Los años 50 ya no fueron tan buenos para el actor, que fue perdiendo poco a poco categoría estelar, hasta acabar en los terrenos de la serie B. En parte, se debió a sus problemas con el alcohol (llegó a sufrir varios accidentes de coche completamente embriagado), de los cuales se repondría a costa de mucho esfuerzo, convirtiéndose años después en un tenaz propagador de campañas antialcohólicas. No bajó el ritmo de trabajo, eso sí, pero ya en películas menos relevantes: y algunas de las más famosas no sirvieron para revalorizarlo porque estaba claro que su presencia no era su principal baza. Por ejemplo, de La senda de los elefantes (1953) se recuerdan la incomparable belleza de Elizabeth Taylor, la trama que trasplanta el argumento de Rebeca a un entorno tropical y el famoso ataque final de los proboscídeos a la plantación cafetera de los protagonistas. Pero pocos recuerdan el protagonismo de Andrews… que ni siquiera se llevaba a la chica al final de la historia.

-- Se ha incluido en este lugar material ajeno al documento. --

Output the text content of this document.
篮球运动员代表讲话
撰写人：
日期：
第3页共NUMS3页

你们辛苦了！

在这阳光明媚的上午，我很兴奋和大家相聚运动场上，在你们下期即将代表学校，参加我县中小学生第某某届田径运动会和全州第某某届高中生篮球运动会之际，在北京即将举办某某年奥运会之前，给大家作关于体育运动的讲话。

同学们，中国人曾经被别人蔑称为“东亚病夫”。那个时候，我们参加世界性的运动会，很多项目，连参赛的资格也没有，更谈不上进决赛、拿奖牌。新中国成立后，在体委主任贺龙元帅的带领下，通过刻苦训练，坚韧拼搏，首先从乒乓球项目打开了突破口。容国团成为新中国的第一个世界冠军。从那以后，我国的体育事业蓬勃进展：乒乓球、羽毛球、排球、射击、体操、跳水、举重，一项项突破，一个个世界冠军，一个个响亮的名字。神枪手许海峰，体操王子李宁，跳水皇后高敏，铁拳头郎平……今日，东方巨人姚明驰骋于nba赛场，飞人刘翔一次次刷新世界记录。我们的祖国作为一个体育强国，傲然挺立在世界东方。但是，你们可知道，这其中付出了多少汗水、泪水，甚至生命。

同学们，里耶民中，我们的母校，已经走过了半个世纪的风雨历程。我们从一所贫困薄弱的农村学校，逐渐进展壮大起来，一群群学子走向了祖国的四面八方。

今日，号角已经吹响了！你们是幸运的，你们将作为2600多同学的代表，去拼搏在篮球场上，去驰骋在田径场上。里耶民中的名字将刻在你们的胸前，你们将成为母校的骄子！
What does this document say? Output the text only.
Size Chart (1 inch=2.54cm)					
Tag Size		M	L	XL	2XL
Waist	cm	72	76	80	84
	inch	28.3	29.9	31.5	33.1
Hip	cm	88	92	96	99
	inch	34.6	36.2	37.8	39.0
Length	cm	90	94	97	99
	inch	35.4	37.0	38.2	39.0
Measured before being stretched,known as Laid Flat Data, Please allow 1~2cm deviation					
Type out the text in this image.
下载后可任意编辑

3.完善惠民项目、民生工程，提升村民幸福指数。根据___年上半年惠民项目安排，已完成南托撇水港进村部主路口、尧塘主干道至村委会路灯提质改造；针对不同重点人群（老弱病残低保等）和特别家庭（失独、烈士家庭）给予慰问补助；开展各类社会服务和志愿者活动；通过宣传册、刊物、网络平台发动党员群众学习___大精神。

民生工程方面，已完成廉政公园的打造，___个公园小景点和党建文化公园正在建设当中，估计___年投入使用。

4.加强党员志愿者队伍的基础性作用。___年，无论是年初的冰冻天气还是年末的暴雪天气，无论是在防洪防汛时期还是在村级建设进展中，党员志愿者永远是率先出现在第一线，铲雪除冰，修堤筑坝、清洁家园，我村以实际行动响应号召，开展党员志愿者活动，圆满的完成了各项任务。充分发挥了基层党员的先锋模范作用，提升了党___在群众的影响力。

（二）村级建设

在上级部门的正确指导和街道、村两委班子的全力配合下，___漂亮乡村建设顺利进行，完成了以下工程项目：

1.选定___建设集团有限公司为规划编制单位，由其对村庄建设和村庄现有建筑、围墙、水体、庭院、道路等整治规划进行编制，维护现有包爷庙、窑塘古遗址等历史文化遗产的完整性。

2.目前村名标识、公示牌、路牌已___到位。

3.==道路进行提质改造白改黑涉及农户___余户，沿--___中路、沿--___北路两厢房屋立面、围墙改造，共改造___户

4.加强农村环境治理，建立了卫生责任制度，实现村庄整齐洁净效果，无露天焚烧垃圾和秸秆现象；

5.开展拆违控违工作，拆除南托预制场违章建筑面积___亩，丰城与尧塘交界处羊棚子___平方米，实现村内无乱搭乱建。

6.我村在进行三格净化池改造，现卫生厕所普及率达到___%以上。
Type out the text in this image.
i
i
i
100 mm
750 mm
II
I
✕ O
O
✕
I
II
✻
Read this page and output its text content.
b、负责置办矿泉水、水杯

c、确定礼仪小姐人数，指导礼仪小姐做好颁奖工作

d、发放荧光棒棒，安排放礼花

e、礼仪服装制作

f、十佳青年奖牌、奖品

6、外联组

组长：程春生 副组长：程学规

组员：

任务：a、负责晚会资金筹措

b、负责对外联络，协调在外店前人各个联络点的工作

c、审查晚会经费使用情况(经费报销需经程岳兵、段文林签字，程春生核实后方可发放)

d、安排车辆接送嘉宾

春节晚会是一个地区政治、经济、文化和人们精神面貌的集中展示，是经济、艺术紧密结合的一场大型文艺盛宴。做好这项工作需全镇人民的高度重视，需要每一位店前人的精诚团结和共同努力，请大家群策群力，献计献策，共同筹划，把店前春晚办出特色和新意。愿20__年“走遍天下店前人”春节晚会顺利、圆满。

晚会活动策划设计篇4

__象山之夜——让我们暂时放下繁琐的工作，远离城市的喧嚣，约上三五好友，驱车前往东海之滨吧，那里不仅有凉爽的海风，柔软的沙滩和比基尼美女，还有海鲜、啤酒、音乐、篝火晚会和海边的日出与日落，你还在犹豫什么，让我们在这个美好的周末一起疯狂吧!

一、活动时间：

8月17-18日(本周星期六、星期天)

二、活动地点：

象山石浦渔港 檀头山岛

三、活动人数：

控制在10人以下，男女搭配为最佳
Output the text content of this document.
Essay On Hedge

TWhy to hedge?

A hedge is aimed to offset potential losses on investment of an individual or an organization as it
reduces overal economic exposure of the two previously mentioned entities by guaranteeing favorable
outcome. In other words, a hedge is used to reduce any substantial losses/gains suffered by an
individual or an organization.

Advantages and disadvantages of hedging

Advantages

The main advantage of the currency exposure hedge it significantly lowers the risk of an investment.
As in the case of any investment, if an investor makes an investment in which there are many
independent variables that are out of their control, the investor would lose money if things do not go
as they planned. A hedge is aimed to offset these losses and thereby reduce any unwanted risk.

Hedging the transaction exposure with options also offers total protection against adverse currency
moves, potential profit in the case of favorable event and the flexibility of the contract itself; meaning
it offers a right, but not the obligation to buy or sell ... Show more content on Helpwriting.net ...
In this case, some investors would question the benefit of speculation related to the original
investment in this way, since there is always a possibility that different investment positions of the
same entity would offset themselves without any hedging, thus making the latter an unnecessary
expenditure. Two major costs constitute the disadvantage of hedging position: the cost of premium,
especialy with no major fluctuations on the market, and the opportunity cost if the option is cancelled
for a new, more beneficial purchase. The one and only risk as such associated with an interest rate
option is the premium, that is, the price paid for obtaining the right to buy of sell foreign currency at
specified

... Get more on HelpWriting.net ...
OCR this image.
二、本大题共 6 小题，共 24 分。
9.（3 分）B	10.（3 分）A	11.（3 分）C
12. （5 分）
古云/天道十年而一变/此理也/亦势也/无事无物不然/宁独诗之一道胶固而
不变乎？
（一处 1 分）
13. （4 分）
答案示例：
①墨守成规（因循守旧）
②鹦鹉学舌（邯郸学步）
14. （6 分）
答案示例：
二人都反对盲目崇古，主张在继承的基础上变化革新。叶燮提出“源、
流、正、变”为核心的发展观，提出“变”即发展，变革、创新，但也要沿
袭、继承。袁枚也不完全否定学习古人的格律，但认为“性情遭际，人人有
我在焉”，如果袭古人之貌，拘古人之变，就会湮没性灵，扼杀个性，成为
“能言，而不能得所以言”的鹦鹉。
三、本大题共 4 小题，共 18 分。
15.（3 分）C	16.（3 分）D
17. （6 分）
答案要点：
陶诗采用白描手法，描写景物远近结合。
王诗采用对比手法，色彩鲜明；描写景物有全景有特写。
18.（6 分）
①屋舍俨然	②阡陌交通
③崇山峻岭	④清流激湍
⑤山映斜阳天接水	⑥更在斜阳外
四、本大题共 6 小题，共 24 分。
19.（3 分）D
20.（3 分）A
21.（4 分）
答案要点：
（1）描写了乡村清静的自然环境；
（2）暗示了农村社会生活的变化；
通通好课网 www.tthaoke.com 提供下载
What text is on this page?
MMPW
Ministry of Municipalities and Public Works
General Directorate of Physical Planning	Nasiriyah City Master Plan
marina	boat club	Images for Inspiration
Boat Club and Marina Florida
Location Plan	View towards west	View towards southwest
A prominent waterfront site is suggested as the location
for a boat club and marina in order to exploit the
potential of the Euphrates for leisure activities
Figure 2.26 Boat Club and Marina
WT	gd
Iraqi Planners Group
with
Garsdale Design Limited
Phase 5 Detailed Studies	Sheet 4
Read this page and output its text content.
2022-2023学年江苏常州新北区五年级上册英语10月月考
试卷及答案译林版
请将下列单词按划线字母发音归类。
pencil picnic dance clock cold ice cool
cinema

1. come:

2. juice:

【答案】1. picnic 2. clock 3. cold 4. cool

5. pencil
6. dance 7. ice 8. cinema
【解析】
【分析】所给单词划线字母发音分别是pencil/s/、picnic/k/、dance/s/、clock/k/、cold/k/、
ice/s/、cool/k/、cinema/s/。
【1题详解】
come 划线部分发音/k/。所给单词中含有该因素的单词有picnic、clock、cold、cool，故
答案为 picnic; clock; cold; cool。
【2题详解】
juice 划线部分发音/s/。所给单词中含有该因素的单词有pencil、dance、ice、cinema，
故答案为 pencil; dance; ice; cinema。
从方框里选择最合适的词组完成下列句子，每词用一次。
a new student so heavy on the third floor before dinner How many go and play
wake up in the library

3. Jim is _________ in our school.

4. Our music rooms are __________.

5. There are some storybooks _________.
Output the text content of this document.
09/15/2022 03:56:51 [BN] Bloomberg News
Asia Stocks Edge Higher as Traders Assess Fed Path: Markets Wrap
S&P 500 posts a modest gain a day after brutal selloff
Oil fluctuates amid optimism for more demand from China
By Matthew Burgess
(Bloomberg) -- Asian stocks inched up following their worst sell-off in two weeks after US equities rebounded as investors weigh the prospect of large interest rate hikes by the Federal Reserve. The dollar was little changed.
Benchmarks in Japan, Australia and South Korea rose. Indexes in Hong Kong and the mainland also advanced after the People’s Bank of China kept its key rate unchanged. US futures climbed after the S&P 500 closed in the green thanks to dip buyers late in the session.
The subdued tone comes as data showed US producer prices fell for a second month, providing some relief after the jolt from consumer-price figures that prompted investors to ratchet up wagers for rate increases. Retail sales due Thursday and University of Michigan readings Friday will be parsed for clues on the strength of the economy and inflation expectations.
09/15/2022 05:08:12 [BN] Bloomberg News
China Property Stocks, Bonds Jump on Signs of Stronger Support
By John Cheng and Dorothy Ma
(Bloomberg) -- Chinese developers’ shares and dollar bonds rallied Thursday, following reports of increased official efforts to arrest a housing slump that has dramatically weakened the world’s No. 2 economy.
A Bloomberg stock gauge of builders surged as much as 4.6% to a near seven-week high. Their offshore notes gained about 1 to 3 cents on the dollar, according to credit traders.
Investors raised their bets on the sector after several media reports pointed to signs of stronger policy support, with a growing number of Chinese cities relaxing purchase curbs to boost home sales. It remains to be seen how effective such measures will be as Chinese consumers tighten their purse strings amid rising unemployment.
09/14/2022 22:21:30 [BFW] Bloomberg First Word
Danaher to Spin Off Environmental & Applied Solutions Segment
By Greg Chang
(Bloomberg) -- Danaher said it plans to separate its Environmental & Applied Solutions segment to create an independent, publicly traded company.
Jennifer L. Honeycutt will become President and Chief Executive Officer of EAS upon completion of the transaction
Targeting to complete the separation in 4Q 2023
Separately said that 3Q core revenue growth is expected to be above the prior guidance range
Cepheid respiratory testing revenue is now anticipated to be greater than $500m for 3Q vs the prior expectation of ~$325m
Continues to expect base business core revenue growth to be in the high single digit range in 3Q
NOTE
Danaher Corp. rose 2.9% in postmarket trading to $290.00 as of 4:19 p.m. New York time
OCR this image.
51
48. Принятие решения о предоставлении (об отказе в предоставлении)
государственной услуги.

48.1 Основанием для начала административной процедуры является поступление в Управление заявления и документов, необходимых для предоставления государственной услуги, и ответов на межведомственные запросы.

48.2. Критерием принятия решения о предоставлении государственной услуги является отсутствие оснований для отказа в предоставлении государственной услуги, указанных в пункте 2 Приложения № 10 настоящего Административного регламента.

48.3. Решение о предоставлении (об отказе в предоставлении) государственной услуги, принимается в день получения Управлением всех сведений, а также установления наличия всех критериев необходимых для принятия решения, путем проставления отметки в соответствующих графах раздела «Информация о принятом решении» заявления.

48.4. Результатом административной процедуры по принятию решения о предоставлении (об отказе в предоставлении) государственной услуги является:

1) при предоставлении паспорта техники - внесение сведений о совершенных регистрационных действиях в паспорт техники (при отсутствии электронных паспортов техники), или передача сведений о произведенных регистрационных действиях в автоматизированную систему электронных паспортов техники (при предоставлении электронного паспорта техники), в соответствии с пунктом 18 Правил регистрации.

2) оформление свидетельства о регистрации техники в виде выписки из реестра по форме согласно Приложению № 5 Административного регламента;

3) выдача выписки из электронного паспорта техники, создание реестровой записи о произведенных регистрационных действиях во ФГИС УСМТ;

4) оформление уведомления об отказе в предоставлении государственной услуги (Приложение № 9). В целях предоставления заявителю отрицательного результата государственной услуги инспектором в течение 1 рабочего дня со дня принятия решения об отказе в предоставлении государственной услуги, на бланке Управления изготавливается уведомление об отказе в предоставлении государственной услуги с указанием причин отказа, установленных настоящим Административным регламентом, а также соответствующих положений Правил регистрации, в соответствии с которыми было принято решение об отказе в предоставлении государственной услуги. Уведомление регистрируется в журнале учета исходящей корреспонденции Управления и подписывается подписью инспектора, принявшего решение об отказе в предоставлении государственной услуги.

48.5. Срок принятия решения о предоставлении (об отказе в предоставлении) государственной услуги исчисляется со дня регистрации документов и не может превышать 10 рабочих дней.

Ahora bien, justo a mediados de la década es cuando Andrews encuentra a los geniales Lang y Tourneur, con cada uno de los cuales encadenará dos películas. El primero en dirigirle es el alemán, y las películas son Mientras Nueva York duerme y Más allá de la duda (ambas de 1956). Aun diferentes, las dos respiran una atmósfera profundamente crítica hacia el ambiente social y moral que todavía permitía la famosa «caza de brujas» y los consiguientes recortes de libertades civiles en beneficio de la tristemente célebre seguridad nacional. Pero aun llenas de interés, me parece que son dos films que anteponen el propósito de denuncia a la coherencia dramática e incluso argumental.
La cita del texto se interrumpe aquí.